Closed xiongyu0523 closed 2 years ago

xiongyu0523 commented 2 years ago

Environment

To diagnose, we usually need to know the following, including version numbers. On Windows, be sure to specify 32-bit Python or 64-bit:

Issue

I have a formatted JSON query like this "SELECT TOP 100 FROM table FOR JSON AUTO". I'm currently using fetchval() to retrieve the JSON array string from pyodbc. It seems like the string was tailed if number of characters go over 2025, so cause a error when I call json.loads() for a invalid string.

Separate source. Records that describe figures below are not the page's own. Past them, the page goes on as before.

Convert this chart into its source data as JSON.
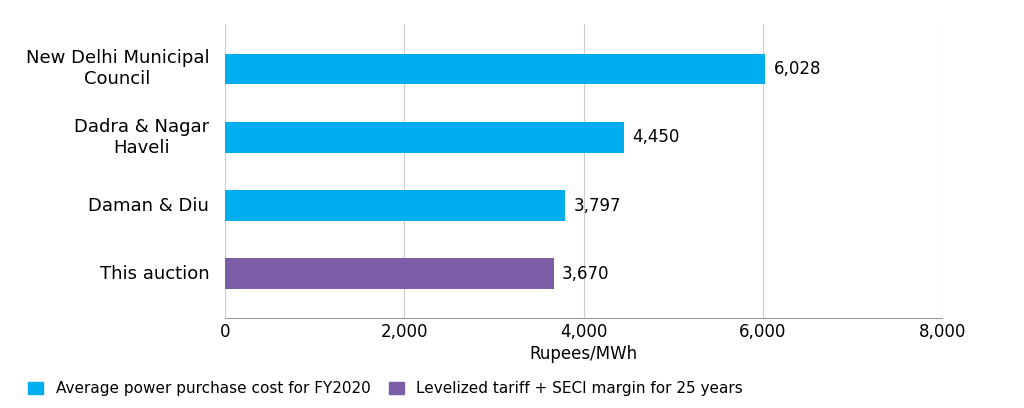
{
  "categories": [
    "New Delhi Municipal\nCouncil",
    "Dadra & Nagar\nHaveli",
    "Daman & Diu",
    "This auction"
  ],
  "values": [
    6028,
    4450,
    3797,
    3670
  ],
  "colors": [
    "#00AEEF",
    "#00AEEF",
    "#00AEEF",
    "#7B5EA7"
  ],
  "xlim": [
    0,
    8000
  ],
  "xticks": [
    0,
    2000,
    4000,
    6000,
    8000
  ],
  "xlabel": "Rupees/MWh",
  "legend": [
    {
      "label": "Average power purchase cost for FY2020",
      "color": "#00AEEF"
    },
    {
      "label": "Levelized tariff + SECI margin for 25 years",
      "color": "#7B5EA7"
    }
  ],
  "bar_height": 0.45,
  "value_labels": [
    "6,028",
    "4,450",
    "3,797",
    "3,670"
  ],
  "bg_color": "#FFFFFF",
  "text_color": "#000000",
  "font_size_ticks": 12,
  "font_size_xlabel": 12,
  "font_size_values": 12,
  "font_size_legend": 11,
  "font_size_yticks": 13
}
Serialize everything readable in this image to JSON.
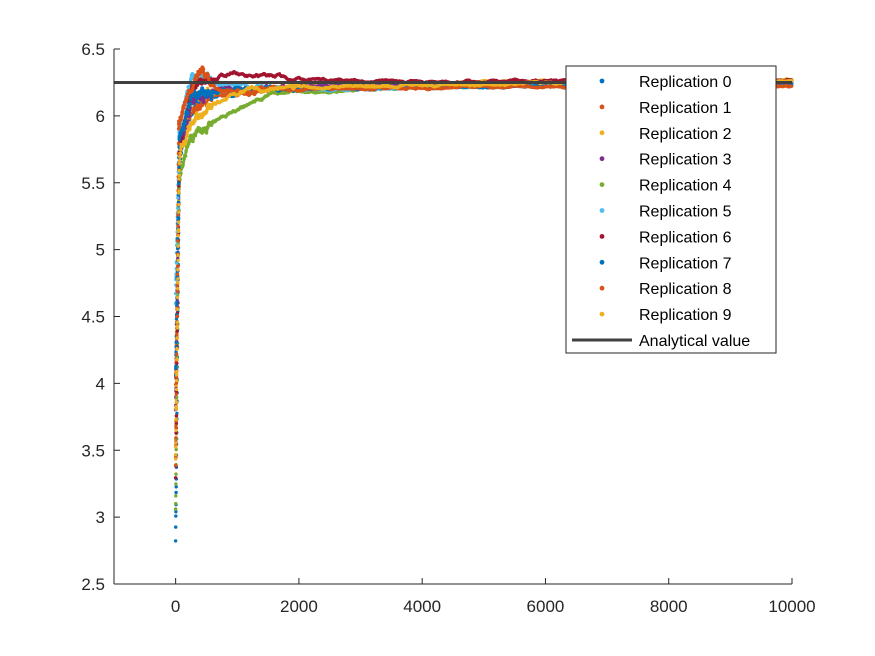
{
  "chart_data": {
    "type": "scatter",
    "title": "",
    "xlabel": "",
    "ylabel": "",
    "xlim": [
      -1000,
      10000
    ],
    "ylim": [
      2.5,
      6.5
    ],
    "x_ticks": [
      0,
      2000,
      4000,
      6000,
      8000,
      10000
    ],
    "x_tick_labels": [
      "0",
      "2000",
      "4000",
      "6000",
      "8000",
      "10000"
    ],
    "y_ticks": [
      2.5,
      3,
      3.5,
      4,
      4.5,
      5,
      5.5,
      6,
      6.5
    ],
    "y_tick_labels": [
      "2.5",
      "3",
      "3.5",
      "4",
      "4.5",
      "5",
      "5.5",
      "6",
      "6.5"
    ],
    "grid": false,
    "legend_position": "top-right",
    "reference_line": {
      "name": "Analytical value",
      "y": 6.25,
      "color": "#404040"
    },
    "series": [
      {
        "name": "Replication 0",
        "color": "#0072BD",
        "start": 2.86,
        "anchors": [
          [
            0,
            2.86
          ],
          [
            60,
            5.6
          ],
          [
            150,
            5.95
          ],
          [
            400,
            6.12
          ],
          [
            1500,
            6.2
          ],
          [
            4000,
            6.23
          ],
          [
            6000,
            6.24
          ],
          [
            10000,
            6.25
          ]
        ]
      },
      {
        "name": "Replication 1",
        "color": "#D95319",
        "start": 4.02,
        "anchors": [
          [
            0,
            4.02
          ],
          [
            60,
            5.7
          ],
          [
            200,
            6.0
          ],
          [
            600,
            6.15
          ],
          [
            2000,
            6.2
          ],
          [
            5000,
            6.22
          ],
          [
            10000,
            6.23
          ]
        ]
      },
      {
        "name": "Replication 2",
        "color": "#EDB120",
        "start": 3.55,
        "anchors": [
          [
            0,
            3.55
          ],
          [
            60,
            5.8
          ],
          [
            300,
            6.15
          ],
          [
            800,
            6.2
          ],
          [
            2000,
            6.22
          ],
          [
            6000,
            6.26
          ],
          [
            10000,
            6.27
          ]
        ]
      },
      {
        "name": "Replication 3",
        "color": "#7E2F8E",
        "start": 3.82,
        "anchors": [
          [
            0,
            3.82
          ],
          [
            60,
            5.7
          ],
          [
            250,
            6.1
          ],
          [
            700,
            6.2
          ],
          [
            2500,
            6.22
          ],
          [
            6000,
            6.24
          ],
          [
            10000,
            6.25
          ]
        ]
      },
      {
        "name": "Replication 4",
        "color": "#77AC30",
        "start": 3.07,
        "anchors": [
          [
            0,
            3.07
          ],
          [
            50,
            5.5
          ],
          [
            200,
            5.8
          ],
          [
            500,
            5.92
          ],
          [
            800,
            6.0
          ],
          [
            1500,
            6.15
          ],
          [
            3000,
            6.2
          ],
          [
            6000,
            6.24
          ],
          [
            10000,
            6.25
          ]
        ]
      },
      {
        "name": "Replication 5",
        "color": "#4DBEEE",
        "start": 4.6,
        "anchors": [
          [
            0,
            4.6
          ],
          [
            60,
            5.9
          ],
          [
            250,
            6.3
          ],
          [
            700,
            6.25
          ],
          [
            2000,
            6.2
          ],
          [
            5000,
            6.22
          ],
          [
            10000,
            6.24
          ]
        ]
      },
      {
        "name": "Replication 6",
        "color": "#A2142F",
        "start": 3.29,
        "anchors": [
          [
            0,
            3.29
          ],
          [
            60,
            5.8
          ],
          [
            250,
            6.2
          ],
          [
            500,
            6.3
          ],
          [
            1000,
            6.32
          ],
          [
            2000,
            6.28
          ],
          [
            4000,
            6.25
          ],
          [
            6000,
            6.26
          ],
          [
            10000,
            6.27
          ]
        ]
      },
      {
        "name": "Replication 7",
        "color": "#0072BD",
        "start": 4.05,
        "anchors": [
          [
            0,
            4.05
          ],
          [
            60,
            5.8
          ],
          [
            250,
            6.15
          ],
          [
            800,
            6.2
          ],
          [
            2000,
            6.2
          ],
          [
            5000,
            6.22
          ],
          [
            10000,
            6.24
          ]
        ]
      },
      {
        "name": "Replication 8",
        "color": "#D95319",
        "start": 3.37,
        "anchors": [
          [
            0,
            3.37
          ],
          [
            50,
            5.9
          ],
          [
            200,
            6.15
          ],
          [
            400,
            6.35
          ],
          [
            700,
            6.2
          ],
          [
            2000,
            6.2
          ],
          [
            6000,
            6.22
          ],
          [
            10000,
            6.22
          ]
        ]
      },
      {
        "name": "Replication 9",
        "color": "#EDB120",
        "start": 3.41,
        "anchors": [
          [
            0,
            3.41
          ],
          [
            60,
            5.7
          ],
          [
            200,
            5.9
          ],
          [
            600,
            6.1
          ],
          [
            1200,
            6.2
          ],
          [
            3000,
            6.22
          ],
          [
            6000,
            6.24
          ],
          [
            10000,
            6.26
          ]
        ]
      }
    ]
  }
}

The return string can be very long if I query 1000 or more records, is there a limiation on how many bytes fetchval() can return? or I need to use other method to read the result? (fetchone, fetchall return row object but I simply just want JSON string)

image

    crsr.execute("SELECT TOP 100  FROM mytable FOR JSON AUTO")
    mystr = crsr.fetchval()
    json.loads(mystr)
xiongyu0523 commented 2 years ago

Oh, it seems it only fetch the first column of first row, what is the default size to split JSON string result into rows?

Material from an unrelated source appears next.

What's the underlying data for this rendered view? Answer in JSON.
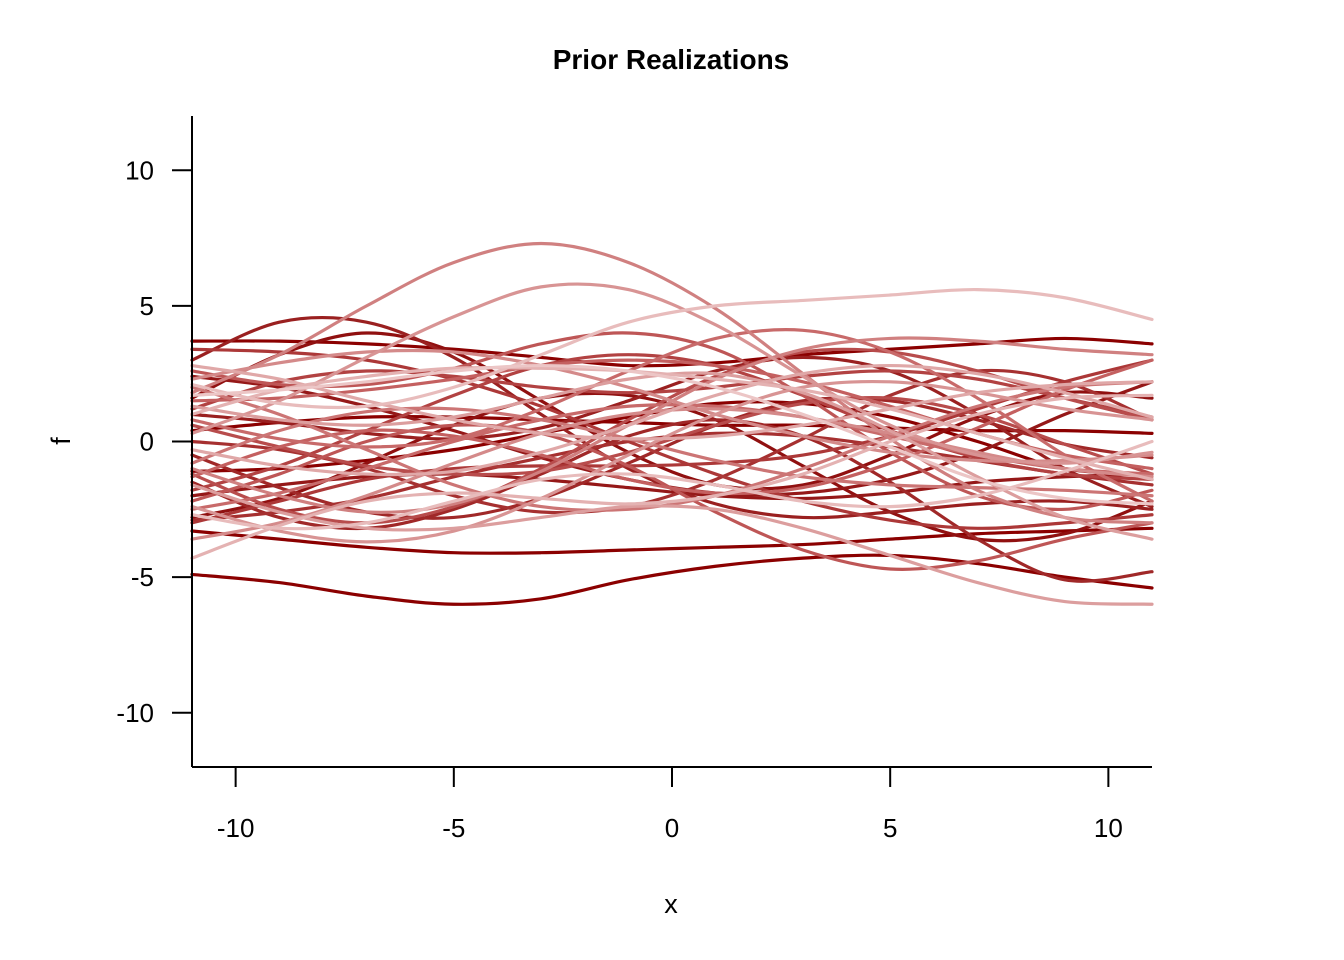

I was able to itera list returned by fetchall() use below code, each element in the list is a single entry truple so I need use [0] to get string.

rows = crsr.fetchall()
for row in rows:
    str += row[0]
v-chojas commented 2 years ago

https://docs.microsoft.com/en-us/sql/relational-databases/json/format-query-results-as-json-with-for-json-sql-server#output-of-the-for-json-clause "A large result set splits the long JSON string across multiple rows."

The limit for splitting seems to be ~2KB. This is by design.